Accessing a custom template – Custom templates folder
- File, New.
- Click the Personal tab.
- Right-click the relevant template, choose Create.
How to password protect an Excel attendance sheet
Creating an attendance sheet can take quite a bit of work - deciding on the information you want to capture, formatting the layout and creating the relevant formulas. Saving attendance sheets as a template prevents you having to recreate the sheets for similar projects.
Another issue to keep in mind when creating attendance sheets is protecting the formulas within your sheet, specifically if others will be making entries for you.
Follow the steps below to protect the formula cells:
Select B6:L19, hold down the CTRL key, select C20:L20
Right-click on the selection, choose Format cells.
Click the Protection tab, deselect Locked, click OK.
On the toolbar, click the Review tab, Protect group, Protect Sheet
Enter the password Sheet,
Under Allow users of this worksheet to: click Select unlocked cells, deselect any other options here.
Reenter the password if necessary.
Try to type in one of the formula fields, M6, you should not be able to select it.
Enter A in C6, your entry is accepted, and updates the result in M6.
The formula is protected but entries in the other cells is permitted.
Removing the lock
How to remove the lock so you can edit the formulas
- On the Review tab, Protect group, click Unprotect Sheet, type in the password, OK
- You can now make changes to any of the cells you have locked.
How to use built-in Excel templates
If you want to create an attendance sheet quickly and easily, you can use an Excel template. Excel templates are pre-made spreadsheets that have all the formatting and formulas in place. This means all you need to do is enter your data and you're good to go!
There are several different Excel templates available online, or you can create your own. To create a custom Excel template, open a new spreadsheet and save it as a template. This will make it available for future use.
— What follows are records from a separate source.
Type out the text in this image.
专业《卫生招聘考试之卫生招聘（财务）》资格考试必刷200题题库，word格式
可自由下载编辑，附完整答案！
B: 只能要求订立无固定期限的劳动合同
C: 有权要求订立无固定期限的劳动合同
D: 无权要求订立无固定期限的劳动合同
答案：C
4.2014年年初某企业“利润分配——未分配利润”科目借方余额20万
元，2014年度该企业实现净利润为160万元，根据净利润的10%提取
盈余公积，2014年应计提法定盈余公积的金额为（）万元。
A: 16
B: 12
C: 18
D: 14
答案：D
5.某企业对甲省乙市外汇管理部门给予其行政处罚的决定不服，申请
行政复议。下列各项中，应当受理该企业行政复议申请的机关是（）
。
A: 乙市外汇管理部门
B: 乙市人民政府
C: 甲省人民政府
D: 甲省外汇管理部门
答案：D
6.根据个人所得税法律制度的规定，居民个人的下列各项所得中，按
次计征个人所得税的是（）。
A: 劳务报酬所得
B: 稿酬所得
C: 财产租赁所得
You can also password protect your template so that other users can't change the contents.
- Click File, New.
- In the search for online templates search field type 'attendance', a list of possibilities Appear.
- Choose your preference and double-click to open it.
- The first tab of the workbook has information on how to use the template.
Excel is a powerful tool for tracking all sorts of data. With the right formulas and conditional formatting, you can use it to keep track of employee attendance or absences. Hopefully, this Excel tutorial article has shown you how easy it is to create an attendance sheet in Excel and how to use its features to your advantage.